Music fans in Saudi Arabia mourn country legend Kenny Rogers

JEDDAH: Fans of country music in Saudi Arabia were in mourning on Saturday after the death of Grammy award-winning legend Kenny Rogers.

The American singer, who was 81, is remembered in the Kingdom for playing a series of concerts at Saudi Aramco compounds in the summer of 1977.

Rogers performed for oil company staff and their families at Ras Tanura on June 30, Abqaiq on July 6 and Dhahran on July 7, just as his career was beginning to take off with his break-out single Lucille.

Donna Grothus-Collington, an American teacher in Ras Tanura, told the aramcoexpat website: “We loved having Kenny at our school gym and how excited everyone was. What grand memories, what golden years.”

Colleen Wilson, who lived in Abqaiq, wrote about the concert in her diary. She remembered tickets cost SR10, and the show was a 500-person sellout.

“He had a beard, a moustache that grew down into his beard, and long, straggly hair, but we thought he was the most handsome thing we had ever seen,” she said.
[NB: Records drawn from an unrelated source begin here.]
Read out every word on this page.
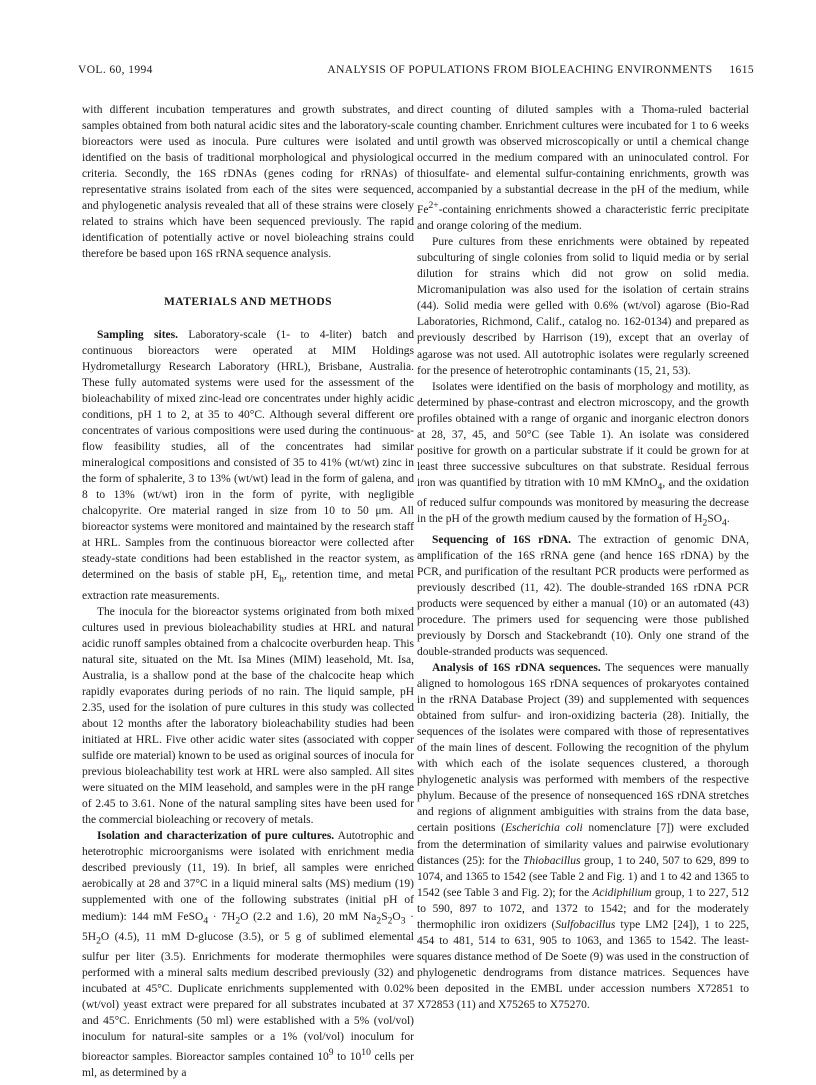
VOL. 60, 1994	ANALYSIS OF POPULATIONS FROM BIOLEACHING ENVIRONMENTS	1615

with different incubation temperatures and growth substrates, and samples obtained from both natural acidic sites and the laboratory-scale bioreactors were used as inocula. Pure cultures were isolated and identified on the basis of traditional morphological and physiological criteria. Secondly, the 16S rDNAs (genes coding for rRNAs) of representative strains isolated from each of the sites were sequenced, and phylogenetic analysis revealed that all of these strains were closely related to strains which have been sequenced previously. The rapid identification of potentially active or novel bioleaching strains could therefore be based upon 16S rRNA sequence analysis.

MATERIALS AND METHODS

Sampling sites. Laboratory-scale (1- to 4-liter) batch and continuous bioreactors were operated at MIM Holdings Hydrometallurgy Research Laboratory (HRL), Brisbane, Australia. These fully automated systems were used for the assessment of the bioleachability of mixed zinc-lead ore concentrates under highly acidic conditions, pH 1 to 2, at 35 to 40°C. Although several different ore concentrates of various compositions were used during the continuous-flow feasibility studies, all of the concentrates had similar mineralogical compositions and consisted of 35 to 41% (wt/wt) zinc in the form of sphalerite, 3 to 13% (wt/wt) lead in the form of galena, and 8 to 13% (wt/wt) iron in the form of pyrite, with negligible chalcopyrite. Ore material ranged in size from 10 to 50 μm. All bioreactor systems were monitored and maintained by the research staff at HRL. Samples from the continuous bioreactor were collected after steady-state conditions had been established in the reactor system, as determined on the basis of stable pH, $E_h$, retention time, and metal extraction rate measurements.

The inocula for the bioreactor systems originated from both mixed cultures used in previous bioleachability studies at HRL and natural acidic runoff samples obtained from a chalcocite overburden heap. This natural site, situated on the Mt. Isa Mines (MIM) leasehold, Mt. Isa, Australia, is a shallow pond at the base of the chalcocite heap which rapidly evaporates during periods of no rain. The liquid sample, pH 2.35, used for the isolation of pure cultures in this study was collected about 12 months after the laboratory bioleachability studies had been initiated at HRL. Five other acidic water sites (associated with copper sulfide ore material) known to be used as original sources of inocula for previous bioleachability test work at HRL were also sampled. All sites were situated on the MIM leasehold, and samples were in the pH range of 2.45 to 3.61. None of the natural sampling sites have been used for the commercial bioleaching or recovery of metals.

Isolation and characterization of pure cultures. Autotrophic and heterotrophic microorganisms were isolated with enrichment media described previously (11, 19). In brief, all samples were enriched aerobically at 28 and 37°C in a liquid mineral salts (MS) medium (19) supplemented with one of the following substrates (initial pH of medium): 144 mM FeSO$_4$ · $7H_2O$ (2.2 and 1.6), 20 mM $Na_2S_2O_3 \cdot 5H_2O$ (4.5), 11 mM D-glucose (3.5), or 5 g of sublimed elemental sulfur per liter (3.5). Enrichments for moderate thermophiles were performed with a mineral salts medium described previously (32) and incubated at 45°C. Duplicate enrichments supplemented with 0.02% (wt/vol) yeast extract were prepared for all substrates incubated at 37 and 45°C. Enrichments (50 ml) were established with a 5% (vol/vol) inoculum for natural-site samples or a 1% (vol/vol) inoculum for bioreactor samples. Bioreactor samples contained $10^9$ to $10^{10}$ cells per ml, as determined by a

direct counting of diluted samples with a Thoma-ruled bacterial counting chamber. Enrichment cultures were incubated for 1 to 6 weeks until growth was observed microscopically or until a chemical change occurred in the medium compared with an uninoculated control. For thiosulfate- and elemental sulfur-containing enrichments, growth was accompanied by a substantial decrease in the pH of the medium, while $Fe^{2+}$-containing enrichments showed a characteristic ferric precipitate and orange coloring of the medium.

Pure cultures from these enrichments were obtained by repeated subculturing of single colonies from solid to liquid media or by serial dilution for strains which did not grow on solid media. Micromanipulation was also used for the isolation of certain strains (44). Solid media were gelled with 0.6% (wt/vol) agarose (Bio-Rad Laboratories, Richmond, Calif., catalog no. 162-0134) and prepared as previously described by Harrison (19), except that an overlay of agarose was not used. All autotrophic isolates were regularly screened for the presence of heterotrophic contaminants (15, 21, 53).

Isolates were identified on the basis of morphology and motility, as determined by phase-contrast and electron microscopy, and the growth profiles obtained with a range of organic and inorganic electron donors at 28, 37, 45, and 50°C (see Table 1). An isolate was considered positive for growth on a particular substrate if it could be grown for at least three successive subcultures on that substrate. Residual ferrous iron was quantified by titration with 10 mM KMnO$_4$, and the oxidation of reduced sulfur compounds was monitored by measuring the decrease in the pH of the growth medium caused by the formation of $H_2SO_4$.

Sequencing of 16S rDNA. The extraction of genomic DNA, amplification of the 16S rRNA gene (and hence 16S rDNA) by the PCR, and purification of the resultant PCR products were performed as previously described (11, 42). The double-stranded 16S rDNA PCR products were sequenced by either a manual (10) or an automated (43) procedure. The primers used for sequencing were those published previously by Dorsch and Stackebrandt (10). Only one strand of the double-stranded products was sequenced.

Analysis of 16S rDNA sequences. The sequences were manually aligned to homologous 16S rDNA sequences of prokaryotes contained in the rRNA Database Project (39) and supplemented with sequences obtained from sulfur- and iron-oxidizing bacteria (28). Initially, the sequences of the isolates were compared with those of representatives of the main lines of descent. Following the recognition of the phylum with which each of the isolate sequences clustered, a thorough phylogenetic analysis was performed with members of the respective phylum. Because of the presence of nonsequenced 16S rDNA stretches and regions of alignment ambiguities with strains from the data base, certain positions (Escherichia coli nomenclature [7]) were excluded from the determination of similarity values and pairwise evolutionary distances (25): for the Thiobacillus group, 1 to 240, 507 to 629, 899 to 1074, and 1365 to 1542 (see Table 2 and Fig. 1) and 1 to 42 and 1365 to 1542 (see Table 3 and Fig. 2); for the Acidiphilium group, 1 to 227, 512 to 590, 897 to 1072, and 1372 to 1542; and for the moderately thermophilic iron oxidizers (Sulfobacillus type LM2 [24]), 1 to 225, 454 to 481, 514 to 631, 905 to 1063, and 1365 to 1542. The least-squares distance method of De Soete (9) was used in the construction of phylogenetic dendrograms from distance matrices. Sequences have been deposited in the EMBL under accession numbers X72851 to X72853 (11) and X75265 to X75270.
“He sang ‘Lucille’ of course, and we sang along with every word, as we had memorized it. He also sang ‘Rollin’On The River” from his TV show, and a lot of other songs we weren’t so familiar with. It was great.
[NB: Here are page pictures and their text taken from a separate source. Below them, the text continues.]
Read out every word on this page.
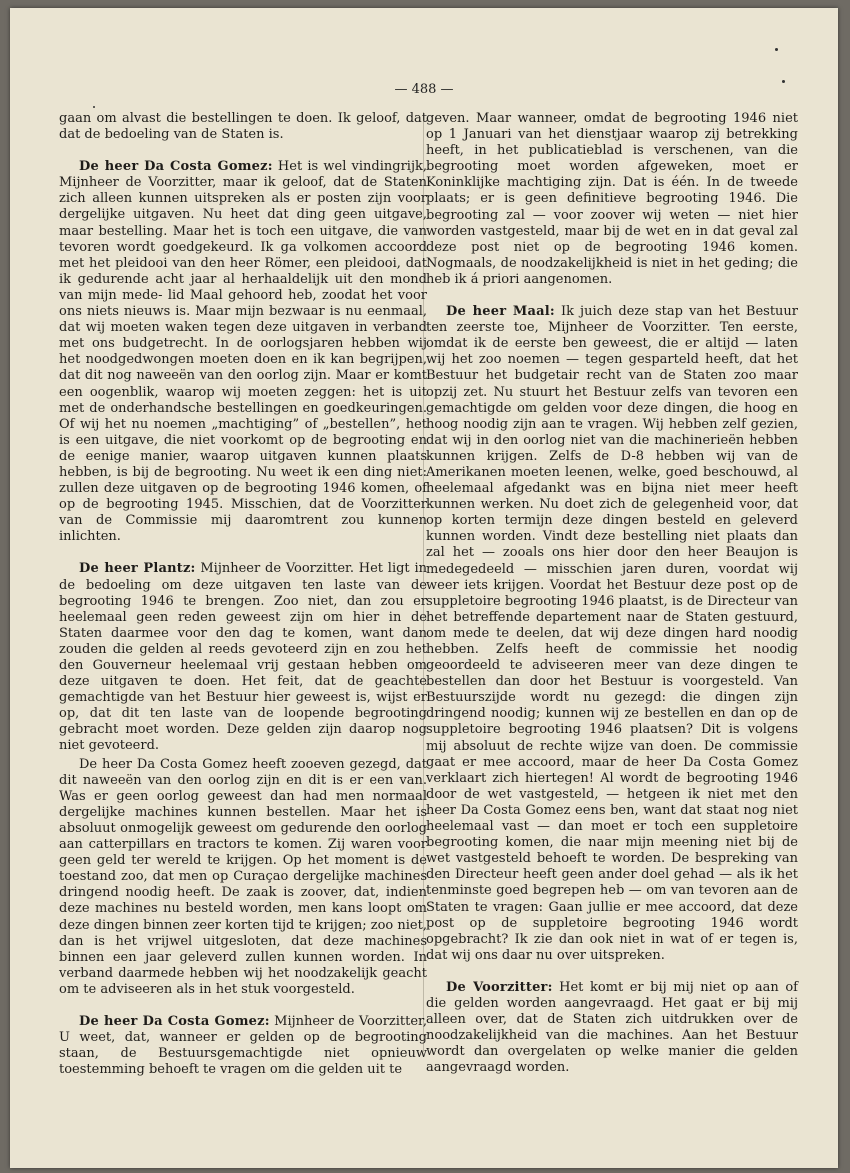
— 488 —

gaan om alvast die bestellingen te doen. Ik geloof, dat dat de bedoeling van de Staten is.

De heer Da Costa Gomez: Het is wel vindingrijk, Mijnheer de Voorzitter, maar ik geloof, dat de Staten zich alleen kunnen uitspreken als er posten zijn voor dergelijke uitgaven. Nu heet dat ding geen uitgave, maar bestelling. Maar het is toch een uitgave, die van tevoren wordt goedgekeurd. Ik ga volkomen accoord met het pleidooi van den heer Römer, een pleidooi, dat ik gedurende acht jaar al herhaaldelijk uit den mond van mijn mede- lid Maal gehoord heb, zoodat het voor ons niets nieuws is. Maar mijn bezwaar is nu eenmaal, dat wij moeten waken tegen deze uitgaven in verband met ons budgetrecht. In de oorlogsjaren hebben wij het noodgedwongen moeten doen en ik kan begrijpen, dat dit nog naweeën van den oorlog zijn. Maar er komt een oogenblik, waarop wij moeten zeggen: het is uit met de onderhandsche bestellingen en goedkeuringen. Of wij het nu noemen „machtiging” of „bestellen”, het is een uitgave, die niet voorkomt op de begrooting en de eenige manier, waarop uitgaven kunnen plaats hebben, is bij de begrooting. Nu weet ik een ding niet: zullen deze uitgaven op de begrooting 1946 komen, of op de begrooting 1945. Misschien, dat de Voorzitter van de Commissie mij daaromtrent zou kunnen inlichten.

De heer Plantz: Mijnheer de Voorzitter. Het ligt in de bedoeling om deze uitgaven ten laste van de begrooting 1946 te brengen. Zoo niet, dan zou er heelemaal geen reden geweest zijn om hier in de Staten daarmee voor den dag te komen, want dan zouden die gelden al reeds gevoteerd zijn en zou het den Gouverneur heelemaal vrij gestaan hebben om deze uitgaven te doen. Het feit, dat de geachte gemachtigde van het Bestuur hier geweest is, wijst er op, dat dit ten laste van de loopende begrooting gebracht moet worden. Deze gelden zijn daarop nog niet gevoteerd.

De heer Da Costa Gomez heeft zooeven gezegd, dat dit naweeën van den oorlog zijn en dit is er een van. Was er geen oorlog geweest dan had men normaal dergelijke machines kunnen bestellen. Maar het is absoluut onmogelijk geweest om gedurende den oorlog aan catterpillars en tractors te komen. Zij waren voor geen geld ter wereld te krijgen. Op het moment is de toestand zoo, dat men op Curaçao dergelijke machines dringend noodig heeft. De zaak is zoover, dat, indien deze machines nu besteld worden, men kans loopt om deze dingen binnen zeer korten tijd te krijgen; zoo niet, dan is het vrijwel uitgesloten, dat deze machines binnen een jaar geleverd zullen kunnen worden. In verband daarmede hebben wij het noodzakelijk geacht om te adviseeren als in het stuk voorgesteld.

De heer Da Costa Gomez: Mijnheer de Voorzitter, U weet, dat, wanneer er gelden op de begrooting staan, de Bestuursgemachtigde niet opnieuw toestemming behoeft te vragen om die gelden uit te

geven. Maar wanneer, omdat de begrooting 1946 niet op 1 Januari van het dienstjaar waarop zij betrekking heeft, in het publicatieblad is verschenen, van die begrooting moet worden afgeweken, moet er Koninklijke machtiging zijn. Dat is één. In de tweede plaats; er is geen definitieve begrooting 1946. Die begrooting zal — voor zoover wij weten — niet hier worden vastgesteld, maar bij de wet en in dat geval zal deze post niet op de begrooting 1946 komen. Nogmaals, de noodzakelijkheid is niet in het geding; die heb ik á priori aangenomen.

De heer Maal: Ik juich deze stap van het Bestuur ten zeerste toe, Mijnheer de Voorzitter. Ten eerste, omdat ik de eerste ben geweest, die er altijd — laten wij het zoo noemen — tegen gesparteld heeft, dat het Bestuur het budgetair recht van de Staten zoo maar opzij zet. Nu stuurt het Bestuur zelfs van tevoren een gemachtigde om gelden voor deze dingen, die hoog en hoog noodig zijn aan te vragen. Wij hebben zelf gezien, dat wij in den oorlog niet van die machinerieën hebben kunnen krijgen. Zelfs de D-8 hebben wij van de Amerikanen moeten leenen, welke, goed beschouwd, al heelemaal afgedankt was en bijna niet meer heeft kunnen werken. Nu doet zich de gelegenheid voor, dat op korten termijn deze dingen besteld en geleverd kunnen worden. Vindt deze bestelling niet plaats dan zal het — zooals ons hier door den heer Beaujon is medegedeeld — misschien jaren duren, voordat wij weer iets krijgen. Voordat het Bestuur deze post op de suppletoire begrooting 1946 plaatst, is de Directeur van het betreffende departement naar de Staten gestuurd, om mede te deelen, dat wij deze dingen hard noodig hebben. Zelfs heeft de commissie het noodig geoordeeld te adviseeren meer van deze dingen te bestellen dan door het Bestuur is voorgesteld. Van Bestuurszijde wordt nu gezegd: die dingen zijn dringend noodig; kunnen wij ze bestellen en dan op de suppletoire begrooting 1946 plaatsen? Dit is volgens mij absoluut de rechte wijze van doen. De commissie gaat er mee accoord, maar de heer Da Costa Gomez verklaart zich hiertegen! Al wordt de begrooting 1946 door de wet vastgesteld, — hetgeen ik niet met den heer Da Costa Gomez eens ben, want dat staat nog niet heelemaal vast — dan moet er toch een suppletoire begrooting komen, die naar mijn meening niet bij de wet vastgesteld behoeft te worden. De bespreking van den Directeur heeft geen ander doel gehad — als ik het tenminste goed begrepen heb — om van tevoren aan de Staten te vragen: Gaan jullie er mee accoord, dat deze post op de suppletoire begrooting 1946 wordt opgebracht? Ik zie dan ook niet in wat of er tegen is, dat wij ons daar nu over uitspreken.

De Voorzitter: Het komt er bij mij niet op aan of die gelden worden aangevraagd. Het gaat er bij mij alleen over, dat de Staten zich uitdrukken over de noodzakelijkheid van die machines. Aan het Bestuur wordt dan overgelaten op welke manier die gelden aangevraagd worden.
“He did two shows that night, and we danced in between, so it was a lot of fun, and one of the highlights of that period of our life in Saudi Arabia.”

Rogers began a farewell tour in 2016 but in April 2018 he canceled the last few shows because of “health challenges.”

He “passed away peacefully at home from natural causes under the care of hospice and surrounded by his family,” the family said.